By challenging the norms of what’s appropriate behavior for women, Molly and Liz are constantly pushing the boundaries of good taste in their pursuit of financial freedom. Whether it be taking jobs as under- represented female Uber drivers and experiencing #metoo moments, Liz dressing up as an African-American snow princesses for a kid’s Frozen themed birthday party, or Molly jeopardizing her bartending gig in order to use it as a feminist platform to save her client from a misogynistic boyfriend, the girls are always challenging the status quo, and they’re doing it with friendship and laughter.
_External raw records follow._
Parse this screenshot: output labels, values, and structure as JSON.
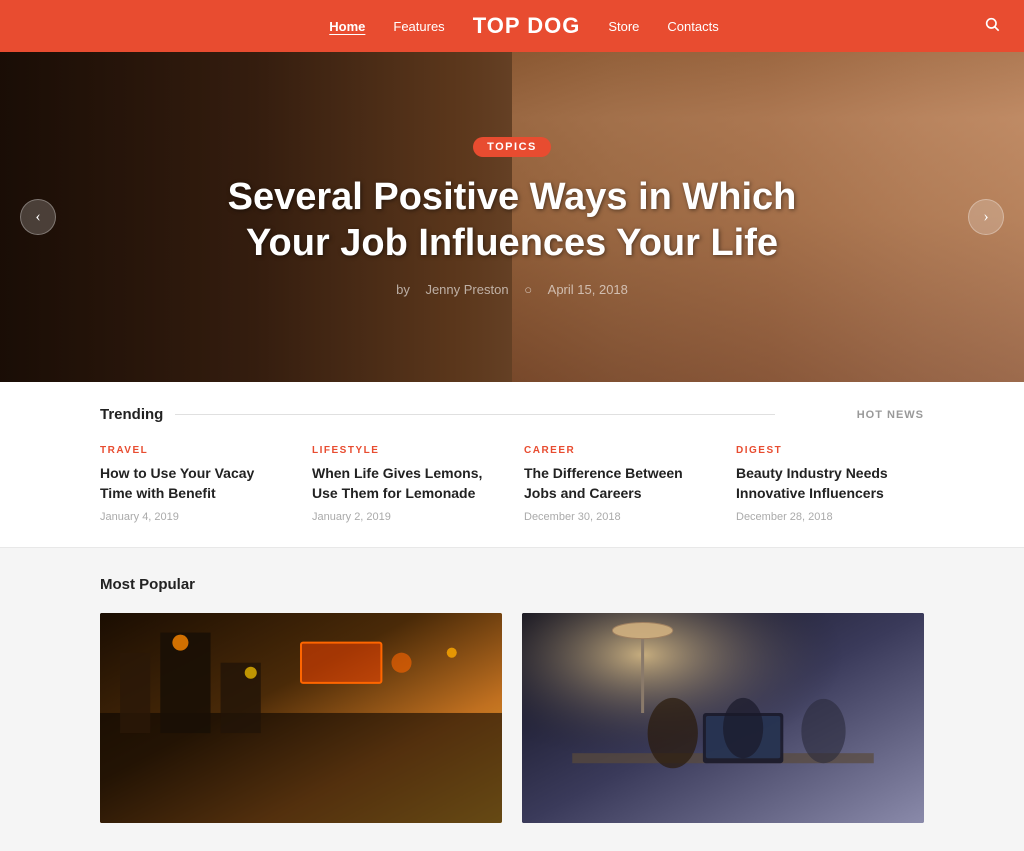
{
  "header": {
    "logo": "TOP DOG",
    "nav_items": [
      {
        "label": "Home",
        "active": true
      },
      {
        "label": "Features",
        "active": false
      },
      {
        "label": "Store",
        "active": false
      },
      {
        "label": "Contacts",
        "active": false
      }
    ],
    "search_icon": "🔍"
  },
  "hero": {
    "tag": "TOPICS",
    "title": "Several Positive Ways in Which Your Job Influences Your Life",
    "author": "Jenny Preston",
    "date": "April 15, 2018",
    "arrow_left": "‹",
    "arrow_right": "›"
  },
  "trending": {
    "title": "Trending",
    "hot_news_label": "HOT NEWS",
    "cards": [
      {
        "category": "TRAVEL",
        "title": "How to Use Your Vacay Time with Benefit",
        "date": "January 4, 2019"
      },
      {
        "category": "LIFESTYLE",
        "title": "When Life Gives Lemons, Use Them for Lemonade",
        "date": "January 2, 2019"
      },
      {
        "category": "CAREER",
        "title": "The Difference Between Jobs and Careers",
        "date": "December 30, 2018"
      },
      {
        "category": "DIGEST",
        "title": "Beauty Industry Needs Innovative Influencers",
        "date": "December 28, 2018"
      }
    ]
  },
  "most_popular": {
    "title": "Most Popular"
  }
}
Each episode of Werk features Molly and Liz taking a new form of temporary employment to make ends meet, but their “day jobs” are purely in service of their LARGER goal, which is to become successful women in Hollywood. Liz has her sights set on acting, while Molly is pursuing a career as a comedian and puppeteer. But even in their professional lives, Molly and Liz are always challenging convention

Tired of her many auditions as the “sassy black girl,” or “big boned nurse,” Liz is trying to push the boundaries of how full-figured African-American women are perceived in television and film. Meanwhile, in the stand-up comedy world, Molly is attempting to break through the glass-ceiling of the patriarchal puppetry complex by becoming the “female Jim Henson.”

Brimming with talent, ambition, and heart; it’s no question that Molly and Liz will be successful in their chosen artistic careers.

The only thing getting in their way... is WERK.